# Freud 3-1/4 HP Routers for $199



## Wobbly (Jan 3, 2011)

The local Woodcraft still had 6 or 7 of the Black Friday closeout Freud 3-1/4 HP routers for sale a few days ago. I was going to get a Triton, but the closeout price on the Freud snared me.


----------



## routafinger (Dec 30, 2009)

I'm puzzled as to why these didn't just fly out the store on Black Friday at that price. When I picked up mine, they volunteered that they weren't going to stock them, it was just a Black Friday deal. I'm even more surprised that there are any left now. Must be today's economy.


----------



## bobj3 (Jan 17, 2006)

Hi

You can find them on eBay(new in the box) BUT not at the closeout price, the key word is (closeout item) thanks to Bosch......

==========


----------



## Wobbly (Jan 3, 2011)

bobj3 said:


> Hi
> 
> You can find them on eBay(new in the box) BUT not at the closeout price, the key word is (closeout item) thanks to Bosch......
> 
> ==========


Could you elaborate on the Bosch reference? 
Thanks!


----------



## routafinger (Dec 30, 2009)

Does that mean that a bunch of us bought discontinued routers?

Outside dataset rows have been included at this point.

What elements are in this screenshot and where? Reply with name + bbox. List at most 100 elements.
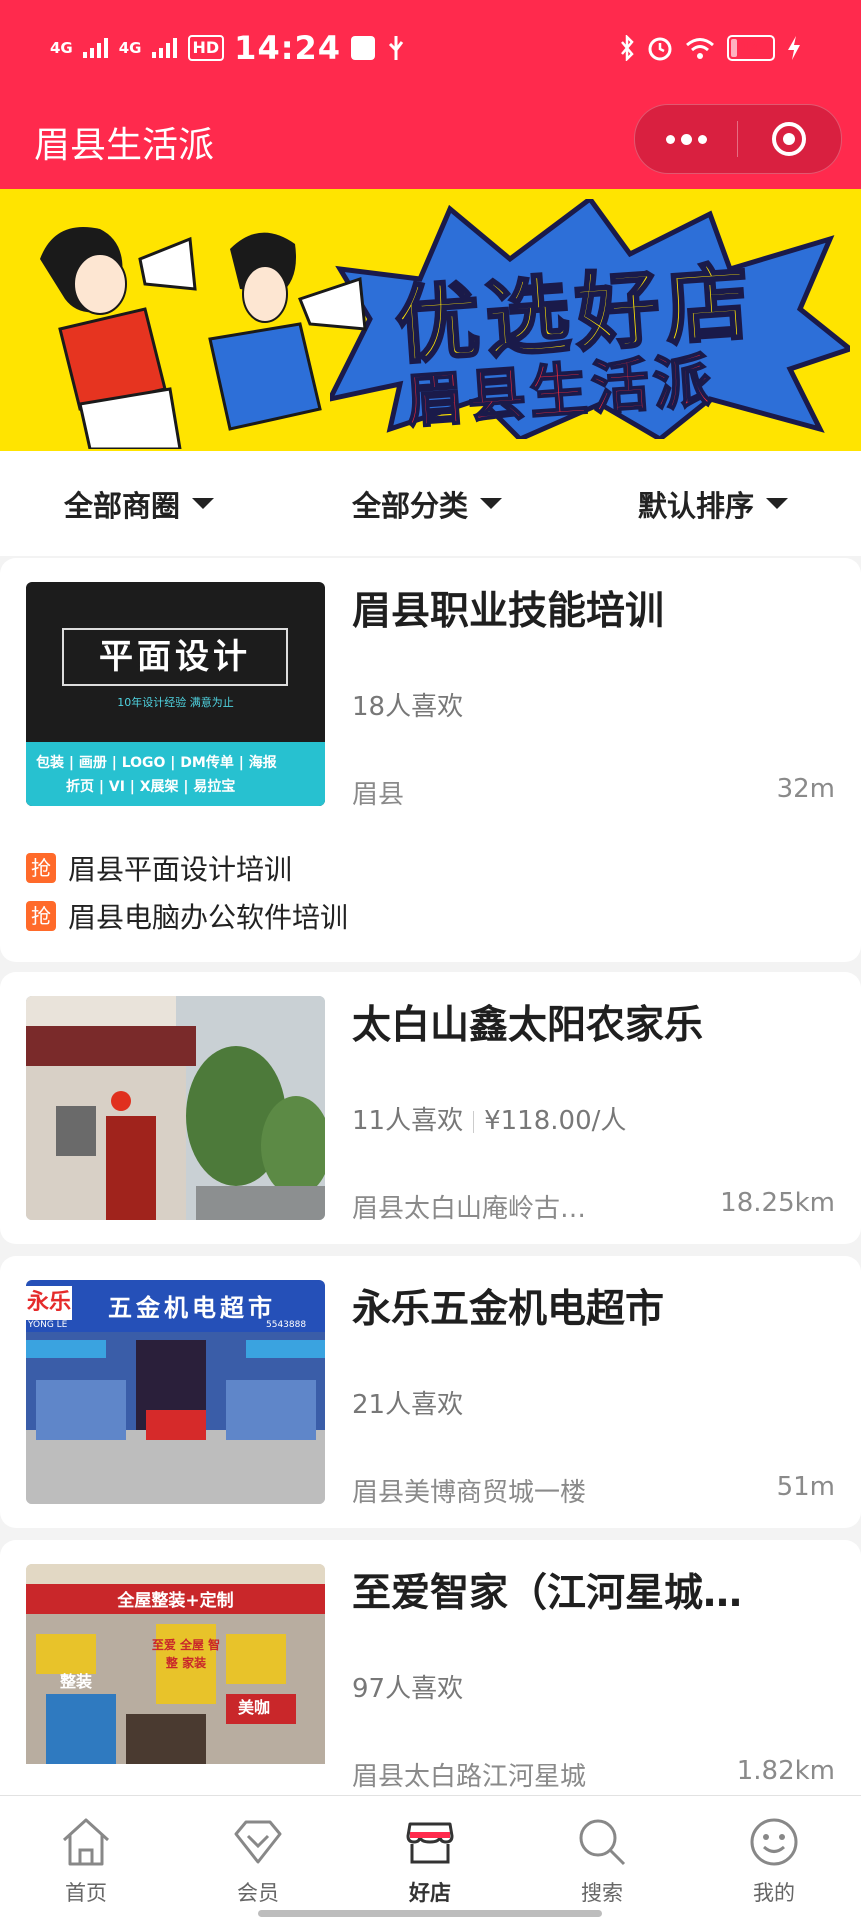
more-button[interactable] — [635, 105, 737, 173]
signal-1: 4G — [50, 38, 73, 57]
tab-member[interactable]: 会员 — [198, 1796, 318, 1921]
thumb-sign-phone: 5543888 — [266, 1320, 307, 1330]
thumb-sign-sub: YONG LE — [28, 1320, 68, 1330]
store-price: ¥118.00/人 — [484, 1106, 627, 1136]
likes-count: 18人喜欢 — [352, 692, 464, 722]
thumb-sign-top: 全屋整装+定制 — [117, 1591, 234, 1611]
tab-stores-label: 好店 — [409, 1881, 451, 1905]
tab-mine-label: 我的 — [753, 1881, 795, 1905]
smiley-icon — [750, 1818, 798, 1866]
signal-2: 4G — [118, 38, 142, 57]
clock: 14:24 — [234, 29, 342, 67]
store-address: 眉县 — [352, 780, 405, 810]
notification-icon — [351, 36, 376, 60]
store-card[interactable]: 太白山鑫太阳农家乐 11人喜欢 ¥118.00/人 眉县太白山庵岭古… 18.25… — [0, 972, 861, 1244]
cartoon-people-illustration — [40, 227, 367, 449]
grab-badge: 抢 — [26, 901, 56, 931]
charging-icon — [788, 36, 800, 60]
promo-item[interactable]: 抢 眉县平面设计培训 — [26, 848, 292, 888]
caret-down-icon — [192, 498, 215, 509]
more-dot — [680, 133, 692, 145]
diamond-icon — [234, 1820, 282, 1864]
thumb-tags-line1: 包装 | 画册 | LOGO | DM传单 | 海报 — [36, 755, 277, 771]
divider — [473, 1110, 475, 1133]
filter-sort[interactable]: 默认排序 — [638, 451, 789, 556]
thumb-subtitle: 10年设计经验 满意为止 — [117, 696, 234, 709]
store-likes: 18人喜欢 — [352, 686, 463, 723]
store-thumbnail[interactable]: 平面设计 10年设计经验 满意为止 包装 | 画册 | LOGO | DM传单 … — [26, 582, 325, 806]
store-address: 眉县太白山庵岭古… — [352, 1194, 587, 1224]
home-indicator[interactable] — [258, 1910, 602, 1917]
promo-item[interactable]: 抢 眉县电脑办公软件培训 — [26, 896, 348, 936]
thumb-sign-brand: 永乐 — [26, 1286, 72, 1320]
search-icon — [579, 1819, 626, 1866]
store-card[interactable]: 永乐 五金机电超市 YONG LE 5543888 永乐 五金机电超市 21人喜欢… — [0, 1256, 861, 1528]
home-icon — [62, 1818, 110, 1866]
promo-banner[interactable]: 优选好店 眉县生活派 — [0, 189, 861, 451]
thumb-sign-text: 五金机电超市 — [108, 1294, 276, 1322]
wifi-icon — [686, 38, 714, 59]
tab-mine[interactable]: 我的 — [714, 1796, 834, 1921]
thumb-tags-line2: 折页 | VI | X展架 | 易拉宝 — [66, 779, 236, 795]
store-address: 眉县美博商贸城一楼 — [352, 1478, 587, 1508]
store-thumbnail[interactable]: 全屋整装+定制 至爱 全屋 智整 家装 整装 美咖 — [26, 1564, 325, 1764]
signal-bars-icon — [151, 38, 177, 58]
promo-text: 眉县电脑办公软件培训 — [68, 901, 349, 934]
tab-home-label: 首页 — [65, 1881, 107, 1905]
promo-text: 眉县平面设计培训 — [68, 853, 293, 886]
tab-stores[interactable]: 好店 — [370, 1796, 490, 1921]
likes-count: 21人喜欢 — [352, 1390, 464, 1420]
tab-search-label: 搜索 — [581, 1881, 623, 1905]
usb-icon — [388, 36, 404, 60]
store-distance: 18.25km — [720, 1188, 835, 1218]
alarm-icon — [648, 37, 672, 61]
store-likes: 21人喜欢 — [352, 1384, 463, 1421]
thumb-sign-left: 整装 — [60, 1672, 93, 1691]
tab-member-label: 会员 — [237, 1881, 279, 1905]
store-name: 眉县职业技能培训 — [352, 589, 665, 634]
store-distance: 51m — [776, 1472, 835, 1502]
hd-badge: HD — [187, 35, 225, 61]
store-likes: 97人喜欢 — [352, 1668, 463, 1705]
battery-level: 14 — [739, 38, 763, 57]
store-distance: 32m — [776, 774, 835, 804]
store-card[interactable]: 平面设计 10年设计经验 满意为止 包装 | 画册 | LOGO | DM传单 … — [0, 558, 861, 962]
store-likes: 11人喜欢 ¥118.00/人 — [352, 1100, 626, 1137]
farmhouse-photo — [26, 996, 325, 1220]
likes-count: 97人喜欢 — [352, 1674, 464, 1704]
filter-category[interactable]: 全部分类 — [352, 451, 503, 556]
filter-area[interactable]: 全部商圈 — [64, 451, 215, 556]
likes-count: 11人喜欢 — [352, 1106, 464, 1136]
filter-sort-label: 默认排序 — [638, 488, 755, 523]
tab-bar: 首页 会员 好店 搜索 我的 — [0, 1795, 861, 1921]
store-name: 太白山鑫太阳农家乐 — [352, 1003, 704, 1048]
close-miniprogram-button[interactable] — [737, 105, 841, 173]
filter-bar: 全部商圈 全部分类 默认排序 — [0, 451, 861, 556]
store-card[interactable]: 全屋整装+定制 至爱 全屋 智整 家装 整装 美咖 至爱智家（江河星城… 97人… — [0, 1540, 861, 1812]
top-bar: 4G 4G HD 14:24 14 眉县生活派 — [0, 0, 861, 189]
more-dot — [697, 134, 707, 144]
thumb-sign-right: 美咖 — [238, 1698, 271, 1717]
status-bar: 4G 4G HD 14:24 14 — [0, 0, 861, 100]
grab-badge: 抢 — [26, 853, 56, 883]
miniprogram-capsule — [634, 104, 842, 174]
tab-home[interactable]: 首页 — [26, 1796, 146, 1921]
store-address: 眉县太白路江河星城 — [352, 1762, 587, 1792]
battery-icon: 14 — [727, 35, 775, 61]
store-thumbnail[interactable] — [26, 996, 325, 1220]
filter-area-label: 全部商圈 — [64, 488, 181, 523]
store-distance: 1.82km — [736, 1756, 835, 1786]
signal-bars-icon — [82, 38, 108, 58]
thumb-title: 平面设计 — [62, 628, 288, 686]
page-title: 眉县生活派 — [34, 125, 215, 166]
thumb-tag-strip: 包装 | 画册 | LOGO | DM传单 | 海报 折页 | VI | X展架… — [26, 742, 325, 806]
store-name: 至爱智家（江河星城… — [352, 1571, 743, 1616]
more-dot — [665, 134, 675, 144]
caret-down-icon — [480, 498, 503, 509]
thumb-sign-mid: 至爱 全屋 智整 家装 — [151, 1638, 221, 1670]
filter-category-label: 全部分类 — [352, 488, 469, 523]
tab-search[interactable]: 搜索 — [542, 1796, 662, 1921]
caret-down-icon — [766, 498, 789, 509]
store-thumbnail[interactable]: 永乐 五金机电超市 YONG LE 5543888 — [26, 1280, 325, 1504]
target-icon — [772, 122, 806, 156]
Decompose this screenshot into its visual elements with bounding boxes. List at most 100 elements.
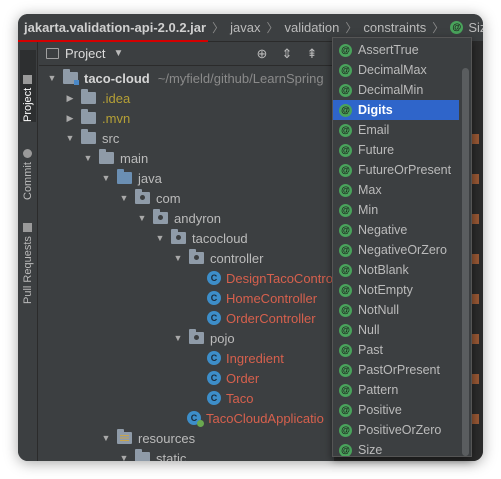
- popup-item-notempty[interactable]: @ NotEmpty: [333, 280, 459, 300]
- tree-item-java[interactable]: ▼ java: [101, 168, 162, 188]
- tab-project[interactable]: Project: [20, 50, 36, 122]
- popup-item-size[interactable]: @ Size: [333, 440, 459, 457]
- package-icon: [135, 189, 150, 204]
- tree-item-label: pojo: [210, 330, 235, 346]
- chevron-down-icon[interactable]: ▼: [83, 153, 93, 163]
- tree-item-mvn[interactable]: ▶ .mvn: [65, 108, 130, 128]
- breadcrumb-item-validation[interactable]: validation: [284, 20, 339, 35]
- breadcrumb-item-constraints[interactable]: constraints: [363, 20, 426, 35]
- tree-item-tacocloud[interactable]: ▼ tacocloud: [155, 228, 248, 248]
- popup-item-label: NegativeOrZero: [358, 243, 447, 257]
- tree-item-controller[interactable]: ▼ controller: [173, 248, 263, 268]
- chevron-down-icon[interactable]: ▼: [101, 173, 111, 183]
- chevron-down-icon[interactable]: ▼: [173, 333, 183, 343]
- popup-item-asserttrue[interactable]: @ AssertTrue: [333, 40, 459, 60]
- tree-item-ingredient[interactable]: C Ingredient: [207, 348, 284, 368]
- tab-project-label: Project: [22, 87, 34, 122]
- code-fragment: [471, 334, 479, 344]
- popup-item-decimalmin[interactable]: @ DecimalMin: [333, 80, 459, 100]
- popup-item-futureorpresent[interactable]: @ FutureOrPresent: [333, 160, 459, 180]
- locate-icon[interactable]: ⊕: [254, 46, 270, 62]
- tab-commit[interactable]: Commit: [20, 136, 36, 200]
- annotation-icon: @: [339, 323, 352, 337]
- code-fragment: [471, 374, 479, 384]
- tree-item-homecontroller[interactable]: C HomeController: [207, 288, 317, 308]
- annotation-icon: @: [339, 263, 352, 277]
- tree-item-resources[interactable]: ▼ resources: [101, 428, 195, 448]
- chevron-down-icon[interactable]: ▼: [137, 213, 147, 223]
- popup-item-decimalmax[interactable]: @ DecimalMax: [333, 60, 459, 80]
- popup-item-label: Future: [358, 143, 395, 157]
- popup-item-max[interactable]: @ Max: [333, 180, 459, 200]
- popup-item-label: Size: [358, 443, 383, 457]
- annotation-icon: @: [339, 283, 352, 297]
- chevron-down-icon[interactable]: ▼: [155, 233, 165, 243]
- popup-item-label: Max: [358, 183, 382, 197]
- tree-item-com[interactable]: ▼ com: [119, 188, 181, 208]
- popup-item-min[interactable]: @ Min: [333, 200, 459, 220]
- popup-item-label: Null: [358, 323, 380, 337]
- collapse-all-icon[interactable]: ⇞: [304, 46, 320, 62]
- popup-item-negativeorzero[interactable]: @ NegativeOrZero: [333, 240, 459, 260]
- tree-item-ordercontroller[interactable]: C OrderController: [207, 308, 316, 328]
- popup-item-positive[interactable]: @ Positive: [333, 400, 459, 420]
- breadcrumb-item-javax[interactable]: javax: [230, 20, 260, 35]
- chevron-down-icon[interactable]: ▼: [47, 73, 57, 83]
- popup-item-label: DecimalMax: [358, 63, 427, 77]
- annotation-icon: @: [339, 243, 352, 257]
- annotation-icon: @: [339, 223, 352, 237]
- tree-item-label: main: [120, 150, 149, 166]
- chevron-down-icon[interactable]: ▼: [113, 48, 123, 59]
- popup-item-pastorpresent[interactable]: @ PastOrPresent: [333, 360, 459, 380]
- tree-item-designtacocontroller[interactable]: C DesignTacoContro: [207, 268, 333, 288]
- tree-item-main[interactable]: ▼ main: [83, 148, 148, 168]
- popup-scrollbar[interactable]: [462, 68, 469, 456]
- chevron-down-icon[interactable]: ▼: [173, 253, 183, 263]
- popup-item-label: Pattern: [358, 383, 399, 397]
- tree-item-src[interactable]: ▼ src: [65, 128, 119, 148]
- popup-item-notblank[interactable]: @ NotBlank: [333, 260, 459, 280]
- popup-item-past[interactable]: @ Past: [333, 340, 459, 360]
- popup-item-label: Negative: [358, 223, 408, 237]
- popup-item-positiveorzero[interactable]: @ PositiveOrZero: [333, 420, 459, 440]
- chevron-right-icon[interactable]: ▶: [65, 113, 75, 124]
- tab-pull-requests[interactable]: Pull Requests: [20, 212, 36, 304]
- chevron-down-icon[interactable]: ▼: [101, 433, 111, 443]
- chevron-down-icon[interactable]: ▼: [119, 453, 129, 461]
- code-fragment: [471, 294, 479, 304]
- commit-icon: [23, 149, 33, 159]
- expand-all-icon[interactable]: ⇕: [279, 46, 295, 62]
- tree-item-label: .idea: [102, 90, 131, 106]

or did bobj3 reply to the previous thread?


----------



## bobj3 (Jan 17, 2006)

Hi

" discontinued " = Yes, why do you think they dropped the price down to 200.oo from 350.oo.. Freud has been in that mode for about 2 years dropping many models like the 1700..and others, keep the best and drop the rest, I think it's coming from Bosch that has taking control of Freud..like many head hunters do ,cut fat ..I can see why they dropped the 3000 it has some down falls, power switch on the handle and yes I do have one..and I like it but not for the router table  a great hand held tank for the hvy.duty jobs.. 



========



routafinger said:


> Does that mean that a bunch of us bought discontinued routers?
> 
> or did bobj3 reply to the previous thread?


----------



## Wobbly (Jan 3, 2011)

As I intend to mount mine in a table, I'm interested in your views of the shortcomings of this router for table use. The handle-mounted switch shouldn't matter if a remote mount power switch is used. I've read that it takes a lot of wrench revolutions to raise the motor, but I plan to get around that using a small Metabo power screwdriver with the proper extension bit.

Thanks!


----------



## bobj3 (Jan 17, 2006)

Hi

Yes That will work ,once you rework the switch but I just hate to jerry rig tools but putting a lift on that router is like putting a screen door on a submarine 

========



Wobbly said:


> As I intend to mount mine in a table, I'm interested in your views of the shortcomings of this router for table use. The handle-mounted switch shouldn't matter if a remote mount power switch is used. I've read that it takes a lot of wrench revolutions to raise the motor, but I plan to get around that using a small Metabo power screwdriver with the proper extension bit.
> 
> Thanks!


----------



## Wobbly (Jan 3, 2011)

bobj3 said:


> Hi
> 
> Yes That will work ,once you rework the switch but I just hate to jerry rig tools but putting a lift on that router is like putting a screen door on a submarine
> 
> ========


No lift is required. It now has above-table adjustment.


----------



## bobj3 (Jan 17, 2006)

Hi

" lift " is built into the router  like many of the new routers are now days.

=====




Wobbly said:


> No lift is required. It now has above-table adjustment.


----------



## Wobbly (Jan 3, 2011)

bobj3 said:


> Hi
> 
> " lift " is built into the router  like many of the new routers are now days.
> 
> =====


Could you elaborate on the shortcomings of this router for use in a table?
Thanks!


----------



## routafinger (Dec 30, 2009)

bobj3 said:


> Hi
> 
> " discontinued " = Yes, why do you think they dropped the price down to 200.oo from 350.oo.. Freud has been in that mode for about 2 years dropping many models like the 1700..and others, keep the best and drop the rest, I think it's coming from Bosch that has taking control of Freud..like many head hunters do ,cut fat ..I can see why they dropped the 3000 it has some down falls, power switch on the handle and yes I do have one..and I like it but not for the router table  a great hand held tank for the hvy.duty jobs..
> 
> ...


I've been trying to find out more about this, and have discovered that Bosch did buy out Freud's tooling division, but Freud still makes their own tools. Hopefully, the Freud router bits and saw blades will still be of the same quality.


----------



## jschaben (Jun 21, 2009)

I picked up one of those for the table. So far I'm happy with it. Power screwdriver definately helps winding it up and down. Trigger lock on it solves the switch issue. I would have prefered the switch on the body, preferably on top but not a big deal. Speed control location gets some getting used to but not terrible. 
At 13 odd punds I hadn't intended to use it hand held much but did try it out of curiousity. Handled surprisinglty well and seemed pretty well balanced to me. Didn't seem as heavy as it was. Gonna be interesting to see if I'll be able to get support for it next year. I think legally, Freud has to maintain support for the warranty period and I believe that if Bosch bought them, Bosch has to assume that support.


----------



## ethylplant (Feb 19, 2011)

I have a Freud FT2000E mounted in a table, with remote start switch, and slow start. I have never had a problem with lifting, adjusting, or anything else. Am I missing something here? Mine is kinda old (probably 10 - 12 years old or so). I am wanting to build a really nice custom router table, and I am now wondering if I am gonna have problems with all the new "accessories" that are on the market, but weren't available when I bought the router. 

Thanks, 
James


----------